首先要解决的是是否存在一种方法让两个矩形最后的面积相等。由于这两种方法要么除以2， 要么除以3乘以2（但要保证之后的结果依旧是整数），因此我们可以先将它们的面积求出来，然后除去它们的因子2和3，看最后的面积能否相等，如果相等则有可能，反之没有。

如果有可能，则求出结果。我们可以在之前去除因子2和3的过程中统计一下两个面积中包含因子2和3的个数。因为要求出最小的执行步骤数，因此我们可以先判断两个面积中谁包含的因子3的个数最多（因为除以一个3会乘以一个2，导致包含2的个数不确定，从而无法得到最佳答案），谁包含的3多就处理谁，然后将长变为2/3，无法得到整数了就处理宽（但要注意除以3的个数）。
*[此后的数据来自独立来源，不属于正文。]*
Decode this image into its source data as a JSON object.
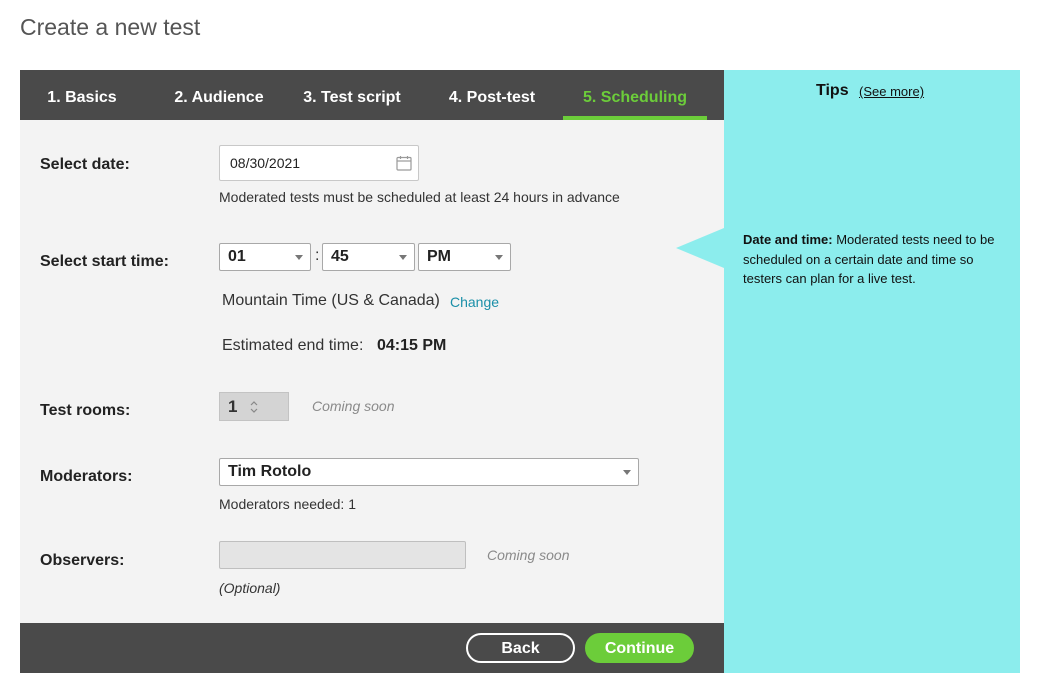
{
  "page": {
    "title": "Create a new test"
  },
  "tabs": [
    {
      "label": "1. Basics",
      "active": false
    },
    {
      "label": "2. Audience",
      "active": false
    },
    {
      "label": "3. Test script",
      "active": false
    },
    {
      "label": "4. Post-test",
      "active": false
    },
    {
      "label": "5. Scheduling",
      "active": true
    }
  ],
  "form": {
    "date": {
      "label": "Select date:",
      "value": "08/30/2021",
      "hint": "Moderated tests must be scheduled at least 24 hours in advance",
      "icon": "calendar-icon"
    },
    "start_time": {
      "label": "Select start time:",
      "hour": "01",
      "minute": "45",
      "separator": ":",
      "ampm": "PM",
      "timezone": "Mountain Time (US & Canada)",
      "change_link": "Change",
      "end_label": "Estimated end time:",
      "end_value": "04:15 PM"
    },
    "rooms": {
      "label": "Test rooms:",
      "value": "1",
      "note": "Coming soon"
    },
    "moderators": {
      "label": "Moderators:",
      "value": "Tim Rotolo",
      "needed": "Moderators needed: 1"
    },
    "observers": {
      "label": "Observers:",
      "value": "",
      "note": "Coming soon",
      "optional": "(Optional)"
    }
  },
  "footer": {
    "back_label": "Back",
    "continue_label": "Continue"
  },
  "tips": {
    "title": "Tips",
    "see_more": "(See more)",
    "heading": "Date and time:",
    "body": " Moderated tests need to be scheduled on a certain date and time so testers can plan for a live test."
  },
  "colors": {
    "accent_green": "#6ccd3a",
    "dark_bar": "#4a4a4a",
    "tips_bg": "#8ceded",
    "link": "#1a8fa8"
  }
}
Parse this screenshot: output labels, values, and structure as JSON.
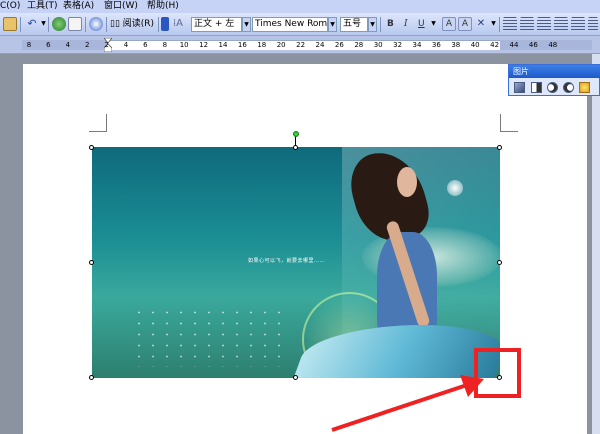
{
  "menu": {
    "items": [
      "C(O)",
      "工具(T)",
      "表格(A)",
      "窗口(W)",
      "帮助(H)"
    ]
  },
  "toolbar": {
    "read_label": "阅读(R)",
    "style_value": "正文 + 左",
    "font_value": "Times New Roman",
    "size_value": "五号",
    "bold_label": "B",
    "italic_label": "I",
    "underline_label": "U",
    "font_color_label": "A"
  },
  "ruler": {
    "ticks": [
      "8",
      "6",
      "4",
      "2",
      "2",
      "4",
      "6",
      "8",
      "10",
      "12",
      "14",
      "16",
      "18",
      "20",
      "22",
      "24",
      "26",
      "28",
      "30",
      "32",
      "34",
      "36",
      "38",
      "40",
      "42",
      "44",
      "46",
      "48"
    ]
  },
  "picture_toolbar": {
    "title": "图片"
  },
  "picture": {
    "slogan": "如果心可以飞，就要去哪里……"
  },
  "annotation": {
    "box_color": "#ee2222",
    "arrow_color": "#ee2222"
  }
}
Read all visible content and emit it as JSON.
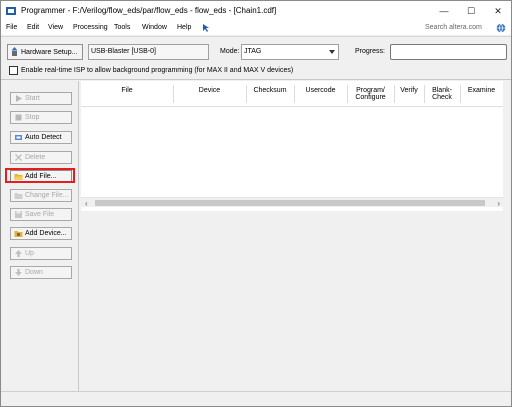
{
  "window": {
    "title": "Programmer - F:/Verilog/flow_eds/par/flow_eds - flow_eds - [Chain1.cdf]",
    "minimize_glyph": "—",
    "maximize_glyph": "☐",
    "close_glyph": "✕"
  },
  "menubar": {
    "items": [
      "File",
      "Edit",
      "View",
      "Processing",
      "Tools",
      "Window",
      "Help"
    ],
    "search_placeholder": "Search altera.com"
  },
  "toolbar": {
    "hardware_setup_label": "Hardware Setup...",
    "hardware_value": "USB-Blaster [USB-0]",
    "mode_label": "Mode:",
    "mode_value": "JTAG",
    "progress_label": "Progress:",
    "progress_value": "",
    "realtime_isp_label": "Enable real-time ISP to allow background programming (for MAX II and MAX V devices)",
    "realtime_isp_checked": false
  },
  "sidebar": {
    "buttons": [
      {
        "label": "Start",
        "enabled": false
      },
      {
        "label": "Stop",
        "enabled": false
      },
      {
        "label": "Auto Detect",
        "enabled": true
      },
      {
        "label": "Delete",
        "enabled": false
      },
      {
        "label": "Add File...",
        "enabled": true,
        "highlighted": true
      },
      {
        "label": "Change File...",
        "enabled": false
      },
      {
        "label": "Save File",
        "enabled": false
      },
      {
        "label": "Add Device...",
        "enabled": true
      },
      {
        "label": "Up",
        "enabled": false
      },
      {
        "label": "Down",
        "enabled": false
      }
    ]
  },
  "table": {
    "columns": [
      "File",
      "Device",
      "Checksum",
      "Usercode",
      "Program/\nConfigure",
      "Verify",
      "Blank-\nCheck",
      "Examine"
    ],
    "rows": []
  },
  "colors": {
    "highlight_border": "#e41e1e",
    "window_bg": "#f0f0f0"
  }
}
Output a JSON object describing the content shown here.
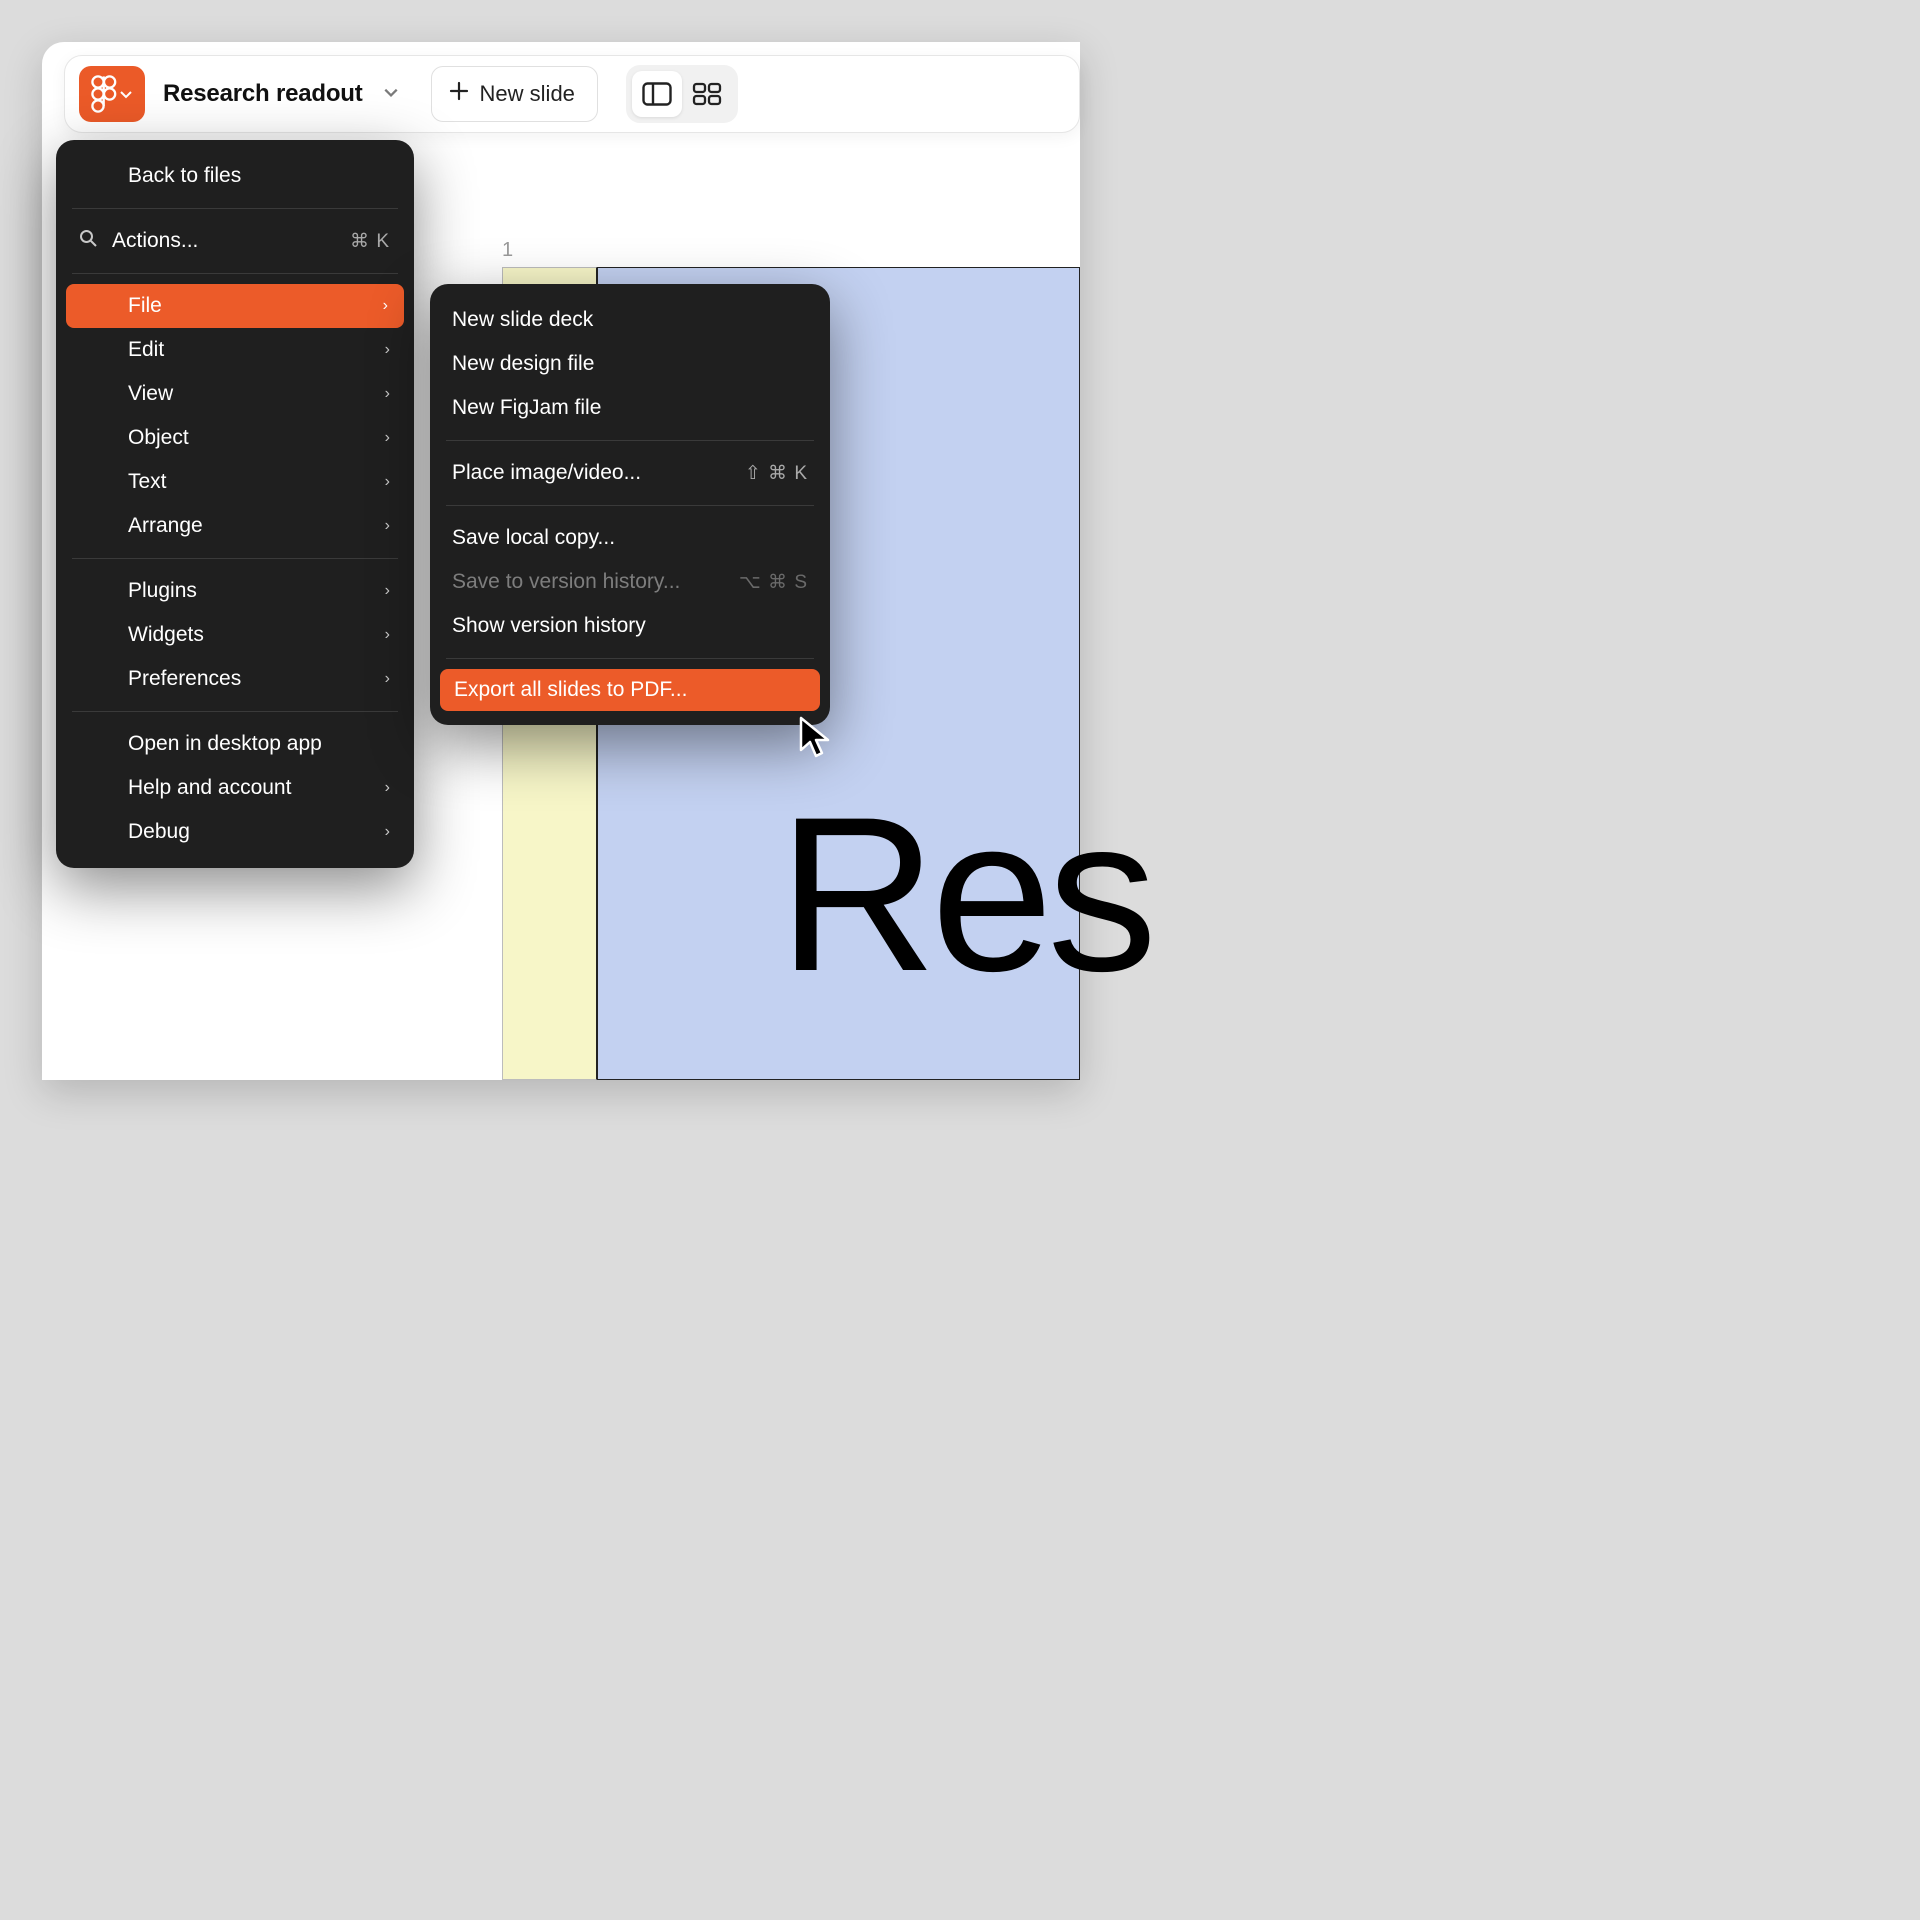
{
  "toolbar": {
    "doc_title": "Research readout",
    "new_slide_label": "New slide"
  },
  "slide": {
    "index": "1",
    "title_fragment": "Res"
  },
  "main_menu": {
    "back": "Back to files",
    "actions": "Actions...",
    "actions_shortcut": "⌘ K",
    "file": "File",
    "edit": "Edit",
    "view": "View",
    "object": "Object",
    "text": "Text",
    "arrange": "Arrange",
    "plugins": "Plugins",
    "widgets": "Widgets",
    "preferences": "Preferences",
    "open_desktop": "Open in desktop app",
    "help": "Help and account",
    "debug": "Debug"
  },
  "file_menu": {
    "new_slide_deck": "New slide deck",
    "new_design_file": "New design file",
    "new_figjam_file": "New FigJam file",
    "place_media": "Place image/video...",
    "place_media_shortcut": "⇧ ⌘ K",
    "save_local": "Save local copy...",
    "save_version": "Save to version history...",
    "save_version_shortcut": "⌥ ⌘ S",
    "show_history": "Show version history",
    "export_pdf": "Export all slides to PDF..."
  }
}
然后依此对2进行处理即可。

参考代码：

#if __cplusplus < 201103L
    #error "please use C++11 implementations"
#endif
#include <iostream>
#include <algorithm>
#include <cstring>
#include <cstdlib>
#include <cmath>
using namespace std;
typedef long long ll;

ll mintime(ll &a1, ll &b1, ll &a2, ll &b2) {
    ll area1, area2;
    area1 = a1 * b1;
    area2 = a2 * b2;
    ll a = area1, b = area2;
    ll n2 = 0, n3 = 0, m2 = 0, m3 = 0;//第一个和第二个中分别包含素因子2和3的个数;
    while (a % 2 == 0 || a % 3 == 0) {
        if (a % 2 == 0) {
            a = a / 2;
            ++n2;
        }
        else {
            a = a / 3;
            ++n3;
        }
    }
    while (b % 2 == 0 || b % 3 == 0) {
        if (b % 2 == 0) {
            b = b / 2;
            ++m2;
        }
        else {
            b = b / 3;
            ++m3;
        }
    }
    if (a != b) return -1;
    else {
        ll ans = abs(n3 - m3);//两个面积之间相差的素因子3的个数;
        if (m3 > n3) {//乘以三分之二: 扣掉3在补回2;
            m3 -= ans;
            m2 += ans;
            ll ans1 = ans;
            while (a2 % 3 == 0 && ans1) {
                a2 = a2 / 3 * 2;//乘以三分之二;
                --ans1;
            }
            while (b2 % 3 == 0 && ans1) {
                b2 = b2 / 3 * 2;
                --ans1;
            }
        }
        else {
            n3 -= ans;
            n2 += ans;
            ll ans1 = ans;
            while (a1 % 3 == 0 && ans1) {
                a1 = a1 / 3 * 2;
                --ans1;
            }
            while (b1 % 3 == 0 && ans1) {
                b1 = b1 / 3 * 2;
                --ans1;
            }
        }
        ans += abs(m2 - n2);//相差因子2的个数;     
        if (m2 > n2) {
            ll ans1 = abs(m2 - n2);
            while (a2 % 2 == 0 && ans1) {
                a2 = a2 / 2;
                --ans1;
            }
            while (b2 % 2 == 0 && ans1) {
                b2 = b2 / 2;
                --ans1;
            } 
        }
        else {
            ll ans1 = abs(m2 - n2);
            while (a1 % 2 == 0 && ans1) {
                a1 = a1 / 2;
                --ans1;
            }
            while (b1 % 2 == 0 && ans1) {
                b1 = b1 / 2;
                --ans1;
            }
        }
        return ans;
    }   
}

int main() {
    ios::sync_with_stdio(false);
    cin.tie(NULL);
    ll a1, b1, a2, b2;
    cin >> a1 >> b1 >> a2 >> b2;
    ll ans = mintime(a1, b1, a2, b2);
    cout << ans << endl;
    if (ans != -1)
        cout << a1 << " " << b1 << endl << a2 << " " << b2 << endl;
    return 0;
}

理解还不是很透彻（毕竟不是自己想出来的），欢迎大家提出意见。